According to the AAP, even after babies start eating solid foods, they still get most of their nutrients from breast milk or formula until they are about 1 year old.

The AAP recommends encouraging babies to drink water once they are eating solids, either with their food or between meals. The Dietary Guidelines for Americans, 2020–2025 cautions against babies and young children drinking sweet drinks, including 100% fruit juices, as they can harm the baby’s teeth.

The CDC recommends that someone watch a baby at all times while they are eating or drinking to monitor what the baby has in their mouth. Certain foods increase the chance of a baby choking, such as small, hard, sticky, or ball-shaped foods that are difficult to chew or swallow.

These include:

  • whole cherry tomatoes and grapes
  • raw or cooked whole corn kernels
  • berries, cherries, and melon balls
  • dried fruit or vegetables
  • whole or chopped nuts and seeds
  • hot dogs, sausages, or meat sticks
  • popcorn
  • candies

The National Safety Council states it is vital to clear their airways if a baby starts choking. It recommends planning ahead so that caregivers know what to do in an emergency.

Following safe food preparation and storage guidelines is important, especially when handling food for children.
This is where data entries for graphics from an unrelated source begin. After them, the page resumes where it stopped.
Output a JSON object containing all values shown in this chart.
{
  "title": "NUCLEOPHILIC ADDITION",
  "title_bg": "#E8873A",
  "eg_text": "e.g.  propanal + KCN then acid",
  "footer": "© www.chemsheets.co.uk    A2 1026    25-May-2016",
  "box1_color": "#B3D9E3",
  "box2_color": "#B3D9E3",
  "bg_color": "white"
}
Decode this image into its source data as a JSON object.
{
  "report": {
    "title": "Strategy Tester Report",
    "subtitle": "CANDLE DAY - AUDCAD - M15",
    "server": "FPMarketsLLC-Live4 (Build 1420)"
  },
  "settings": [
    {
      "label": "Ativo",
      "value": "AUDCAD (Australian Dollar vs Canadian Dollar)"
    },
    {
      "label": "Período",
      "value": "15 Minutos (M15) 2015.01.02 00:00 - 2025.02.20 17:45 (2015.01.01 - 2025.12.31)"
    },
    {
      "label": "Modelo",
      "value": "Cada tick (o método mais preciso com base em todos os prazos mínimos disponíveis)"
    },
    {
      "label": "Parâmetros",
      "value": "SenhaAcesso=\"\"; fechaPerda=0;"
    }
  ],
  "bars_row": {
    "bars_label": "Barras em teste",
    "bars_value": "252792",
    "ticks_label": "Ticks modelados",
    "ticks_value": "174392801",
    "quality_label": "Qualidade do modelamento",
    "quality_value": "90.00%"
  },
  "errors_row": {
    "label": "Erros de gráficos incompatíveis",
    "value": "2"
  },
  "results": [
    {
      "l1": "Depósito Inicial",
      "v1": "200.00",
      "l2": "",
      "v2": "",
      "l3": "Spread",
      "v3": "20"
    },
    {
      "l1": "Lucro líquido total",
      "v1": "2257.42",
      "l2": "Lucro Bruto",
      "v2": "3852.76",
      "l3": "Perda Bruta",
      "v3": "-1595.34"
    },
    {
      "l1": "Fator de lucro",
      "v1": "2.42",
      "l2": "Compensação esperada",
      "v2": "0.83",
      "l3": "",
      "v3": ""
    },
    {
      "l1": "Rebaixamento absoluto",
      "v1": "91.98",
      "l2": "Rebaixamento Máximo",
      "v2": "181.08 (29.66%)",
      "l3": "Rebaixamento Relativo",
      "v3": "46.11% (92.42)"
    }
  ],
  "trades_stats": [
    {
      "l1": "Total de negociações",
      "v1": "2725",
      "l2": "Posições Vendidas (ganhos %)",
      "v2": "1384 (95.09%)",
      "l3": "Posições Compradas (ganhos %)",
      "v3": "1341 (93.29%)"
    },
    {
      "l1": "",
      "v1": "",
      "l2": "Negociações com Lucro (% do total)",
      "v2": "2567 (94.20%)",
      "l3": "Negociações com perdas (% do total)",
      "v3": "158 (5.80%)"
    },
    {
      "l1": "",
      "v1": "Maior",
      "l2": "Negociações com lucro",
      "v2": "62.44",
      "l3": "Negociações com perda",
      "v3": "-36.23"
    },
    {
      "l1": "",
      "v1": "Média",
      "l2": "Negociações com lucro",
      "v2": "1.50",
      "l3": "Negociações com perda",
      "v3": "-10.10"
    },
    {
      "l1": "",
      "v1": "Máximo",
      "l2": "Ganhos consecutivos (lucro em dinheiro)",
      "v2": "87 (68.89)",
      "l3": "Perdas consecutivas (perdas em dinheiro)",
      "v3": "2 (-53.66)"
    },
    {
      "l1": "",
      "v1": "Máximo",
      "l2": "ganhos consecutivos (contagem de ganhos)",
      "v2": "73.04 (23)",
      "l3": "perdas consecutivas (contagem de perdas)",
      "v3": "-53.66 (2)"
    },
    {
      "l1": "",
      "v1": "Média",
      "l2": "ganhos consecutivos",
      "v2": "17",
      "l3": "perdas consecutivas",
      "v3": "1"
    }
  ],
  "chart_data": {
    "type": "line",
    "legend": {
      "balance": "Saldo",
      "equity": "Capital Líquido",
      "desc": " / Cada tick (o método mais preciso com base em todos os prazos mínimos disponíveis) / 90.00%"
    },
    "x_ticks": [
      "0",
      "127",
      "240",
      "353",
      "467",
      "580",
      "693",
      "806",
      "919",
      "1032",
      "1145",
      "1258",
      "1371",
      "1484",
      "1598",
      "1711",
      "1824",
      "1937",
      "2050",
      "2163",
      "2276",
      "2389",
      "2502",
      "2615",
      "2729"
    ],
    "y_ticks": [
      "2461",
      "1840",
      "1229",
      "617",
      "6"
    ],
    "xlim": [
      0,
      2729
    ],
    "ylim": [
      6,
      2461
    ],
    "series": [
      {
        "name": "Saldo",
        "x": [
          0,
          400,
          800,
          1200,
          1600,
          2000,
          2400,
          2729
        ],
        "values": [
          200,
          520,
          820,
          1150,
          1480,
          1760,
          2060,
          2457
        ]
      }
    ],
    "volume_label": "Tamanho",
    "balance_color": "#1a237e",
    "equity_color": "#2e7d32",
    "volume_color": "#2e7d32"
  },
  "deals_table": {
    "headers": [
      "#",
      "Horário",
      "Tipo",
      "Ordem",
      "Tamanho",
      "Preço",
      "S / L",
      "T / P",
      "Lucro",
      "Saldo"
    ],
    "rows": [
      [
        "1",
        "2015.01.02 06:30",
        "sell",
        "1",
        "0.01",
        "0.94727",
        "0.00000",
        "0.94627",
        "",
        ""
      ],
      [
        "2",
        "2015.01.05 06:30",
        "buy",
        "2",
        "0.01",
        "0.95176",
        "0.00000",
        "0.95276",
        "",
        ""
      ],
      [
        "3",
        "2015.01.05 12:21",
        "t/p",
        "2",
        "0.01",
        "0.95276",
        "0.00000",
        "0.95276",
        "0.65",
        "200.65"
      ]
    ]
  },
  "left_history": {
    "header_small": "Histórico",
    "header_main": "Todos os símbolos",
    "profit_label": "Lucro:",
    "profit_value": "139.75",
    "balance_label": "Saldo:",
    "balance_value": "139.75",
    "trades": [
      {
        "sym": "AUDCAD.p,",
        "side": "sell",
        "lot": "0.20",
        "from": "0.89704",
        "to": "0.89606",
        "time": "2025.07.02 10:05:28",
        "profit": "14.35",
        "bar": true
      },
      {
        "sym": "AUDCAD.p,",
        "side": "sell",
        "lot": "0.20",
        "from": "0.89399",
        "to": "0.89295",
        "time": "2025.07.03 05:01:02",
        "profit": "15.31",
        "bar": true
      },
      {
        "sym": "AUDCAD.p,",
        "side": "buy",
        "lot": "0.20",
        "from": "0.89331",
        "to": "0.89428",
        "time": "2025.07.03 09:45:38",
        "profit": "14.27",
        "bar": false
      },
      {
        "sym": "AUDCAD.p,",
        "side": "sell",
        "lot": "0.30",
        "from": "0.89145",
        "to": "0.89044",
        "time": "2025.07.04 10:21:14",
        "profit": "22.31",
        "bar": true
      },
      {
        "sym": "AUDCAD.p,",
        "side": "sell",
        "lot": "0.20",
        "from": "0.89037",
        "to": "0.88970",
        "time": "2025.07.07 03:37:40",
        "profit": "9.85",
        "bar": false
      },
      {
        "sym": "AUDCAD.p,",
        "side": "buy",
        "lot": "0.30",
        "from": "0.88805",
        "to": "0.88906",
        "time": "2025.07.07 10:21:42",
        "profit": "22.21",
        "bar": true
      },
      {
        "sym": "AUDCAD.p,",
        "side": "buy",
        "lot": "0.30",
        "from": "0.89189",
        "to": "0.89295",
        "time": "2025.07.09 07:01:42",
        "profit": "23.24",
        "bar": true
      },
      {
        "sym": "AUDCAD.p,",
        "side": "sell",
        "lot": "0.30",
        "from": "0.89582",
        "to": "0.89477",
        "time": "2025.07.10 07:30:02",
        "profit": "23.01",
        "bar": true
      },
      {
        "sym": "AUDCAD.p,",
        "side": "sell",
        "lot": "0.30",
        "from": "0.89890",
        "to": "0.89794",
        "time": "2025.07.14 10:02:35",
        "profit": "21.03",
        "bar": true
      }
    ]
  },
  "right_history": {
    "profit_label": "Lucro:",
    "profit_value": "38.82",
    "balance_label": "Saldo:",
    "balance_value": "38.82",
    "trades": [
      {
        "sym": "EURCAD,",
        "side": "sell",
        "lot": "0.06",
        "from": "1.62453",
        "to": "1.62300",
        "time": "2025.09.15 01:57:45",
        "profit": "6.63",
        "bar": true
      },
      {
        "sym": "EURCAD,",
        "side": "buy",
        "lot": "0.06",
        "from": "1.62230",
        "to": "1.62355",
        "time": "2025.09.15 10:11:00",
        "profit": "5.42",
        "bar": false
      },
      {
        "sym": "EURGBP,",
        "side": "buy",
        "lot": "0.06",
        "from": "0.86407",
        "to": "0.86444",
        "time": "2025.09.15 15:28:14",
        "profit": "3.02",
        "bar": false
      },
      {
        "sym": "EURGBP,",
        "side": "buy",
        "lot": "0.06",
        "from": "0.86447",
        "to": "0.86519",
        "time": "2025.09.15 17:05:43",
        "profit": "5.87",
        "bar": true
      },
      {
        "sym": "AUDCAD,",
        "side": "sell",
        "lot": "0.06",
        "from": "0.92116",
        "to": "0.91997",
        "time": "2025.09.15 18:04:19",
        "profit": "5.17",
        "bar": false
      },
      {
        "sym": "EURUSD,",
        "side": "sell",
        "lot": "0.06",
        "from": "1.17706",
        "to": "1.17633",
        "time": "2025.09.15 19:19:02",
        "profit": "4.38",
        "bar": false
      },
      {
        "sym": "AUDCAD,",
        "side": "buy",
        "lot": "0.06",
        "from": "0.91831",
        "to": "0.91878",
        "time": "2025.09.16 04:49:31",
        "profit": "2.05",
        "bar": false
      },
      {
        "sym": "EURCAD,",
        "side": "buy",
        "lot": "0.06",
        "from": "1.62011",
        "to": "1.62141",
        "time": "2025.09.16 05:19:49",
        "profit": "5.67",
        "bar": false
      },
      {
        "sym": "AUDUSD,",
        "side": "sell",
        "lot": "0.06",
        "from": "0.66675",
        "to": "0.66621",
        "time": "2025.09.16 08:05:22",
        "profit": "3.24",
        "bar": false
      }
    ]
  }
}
Children under 5 years are at risk of foodborne illness because their immune systems are still developing.

Learn what to do if an infant is choking here.

Most experts agree that babies should start eating solid foods around 6 months and no earlier than 4 months. At this time, most babies have developed the necessary skills and coordination to explore foods safely.

When introducing solid foods, caregivers should offer pureed and soft foods first. As babies get older, they can explore different textures and a wide variety of foods.

Caregivers should be careful not to offer foods that increase the chance of choking. They should also prepare and store foods safely to avoid foodborne illnesses.